Around this time five years ago, several days before the April 15 parliamentary elections, then ruling Uri Party Chairman Chung Dong-young in a campaign speech urged voters to stop “old forces” from reviving. Attacking the Millennium Democratic Party, whose presidential candidate had been Roh Moo-hyun, Chung bolted from the party along with many other lawmakers to create Uri, which stood around Roh. As Uri was a heavy underdog in the 2007 presidential election due to the Roh administration’s policy failures, Chung took the initiative in unifying the Uri and Millennium Democratic parties. After losing the election as the candidate of the two merged parties, he said he would go together with the Korean people though they did not choose him.

Yesterday Chung left the party that elected him chairman twice and nominated him as its presidential candidate. He will run as an independent in his hometown in the April 29 by-elections. At a news conference yesterday, he blamed the main opposition Democratic Party`s leadership for “making a decision against the will of party members and supporters” though he returned to politics to help the troubled party and country.

He scurried to his political home turf, where his election is a done deal, deserting his previous electoral district in Seoul`s Dongjak district, where he had pledged to spend the rest of his political career in the parliamentary elections last year.

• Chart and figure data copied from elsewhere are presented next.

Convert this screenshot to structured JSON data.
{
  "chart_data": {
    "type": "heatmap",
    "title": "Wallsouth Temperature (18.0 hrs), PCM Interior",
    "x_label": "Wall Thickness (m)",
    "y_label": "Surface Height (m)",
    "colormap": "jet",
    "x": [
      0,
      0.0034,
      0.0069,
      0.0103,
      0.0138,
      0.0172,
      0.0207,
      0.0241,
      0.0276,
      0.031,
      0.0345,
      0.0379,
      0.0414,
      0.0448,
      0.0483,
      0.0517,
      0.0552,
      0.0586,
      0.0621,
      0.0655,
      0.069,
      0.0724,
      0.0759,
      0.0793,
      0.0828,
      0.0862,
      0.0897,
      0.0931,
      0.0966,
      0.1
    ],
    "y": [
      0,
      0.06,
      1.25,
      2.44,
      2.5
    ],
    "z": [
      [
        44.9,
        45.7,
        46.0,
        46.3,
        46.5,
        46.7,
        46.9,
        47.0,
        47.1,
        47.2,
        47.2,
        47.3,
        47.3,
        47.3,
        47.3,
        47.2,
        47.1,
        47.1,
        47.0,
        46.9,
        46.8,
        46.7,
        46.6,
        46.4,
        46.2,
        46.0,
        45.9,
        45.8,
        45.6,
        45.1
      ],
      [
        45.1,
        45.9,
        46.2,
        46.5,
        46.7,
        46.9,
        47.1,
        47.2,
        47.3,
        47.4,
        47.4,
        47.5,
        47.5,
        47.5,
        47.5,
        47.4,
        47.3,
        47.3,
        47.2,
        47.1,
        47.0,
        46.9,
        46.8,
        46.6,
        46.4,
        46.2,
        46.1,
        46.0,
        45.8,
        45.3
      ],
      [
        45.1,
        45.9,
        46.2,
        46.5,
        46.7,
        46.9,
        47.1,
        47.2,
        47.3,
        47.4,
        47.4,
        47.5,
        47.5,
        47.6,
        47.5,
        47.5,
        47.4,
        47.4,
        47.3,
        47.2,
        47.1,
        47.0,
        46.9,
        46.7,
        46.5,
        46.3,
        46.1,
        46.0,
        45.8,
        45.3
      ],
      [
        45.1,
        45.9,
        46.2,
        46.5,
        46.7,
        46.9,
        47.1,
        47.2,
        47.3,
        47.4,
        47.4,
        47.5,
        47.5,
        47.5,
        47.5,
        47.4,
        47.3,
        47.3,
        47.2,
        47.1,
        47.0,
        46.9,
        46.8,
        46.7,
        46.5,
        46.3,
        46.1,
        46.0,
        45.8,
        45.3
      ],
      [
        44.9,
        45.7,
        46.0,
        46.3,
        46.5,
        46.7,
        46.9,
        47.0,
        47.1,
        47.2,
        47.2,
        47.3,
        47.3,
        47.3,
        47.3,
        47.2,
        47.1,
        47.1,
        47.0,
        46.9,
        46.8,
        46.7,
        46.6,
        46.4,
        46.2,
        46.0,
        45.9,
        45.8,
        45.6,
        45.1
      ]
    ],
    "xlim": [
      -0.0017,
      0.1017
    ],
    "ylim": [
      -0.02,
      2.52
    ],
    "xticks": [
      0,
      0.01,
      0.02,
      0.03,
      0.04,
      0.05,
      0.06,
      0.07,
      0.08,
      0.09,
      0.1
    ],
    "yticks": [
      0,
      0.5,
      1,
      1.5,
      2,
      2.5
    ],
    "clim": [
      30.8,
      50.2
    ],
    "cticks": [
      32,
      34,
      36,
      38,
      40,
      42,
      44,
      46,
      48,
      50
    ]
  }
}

He took a gamble at the risk of being labeled a traitor of his party and electoral district. The expressions “obsolete politics” and “separatism” that he used to attack his rivals now apply to him. “I am taking off my Democratic Party uniform for a while but will join again soon,” he said in announcing his bolt from the party. His rhetoric simply means he will return to the party after getting elected.

A younger Democratic Party lawmaker criticized his attitude, citing that Choe Byung-yul, a former Grand National Party chairman, stayed with the party though it nominated someone else in the 2004 parliamentary elections. Neither did former lawmakers Kim Min-suk and Ahn Hee-jung, who failed to win their party’s nominations last year. Politicians can choose to live today and die tomorrow. Or they can die today to live forever. The choice Chung made yesterday will haunt him throughout his political career.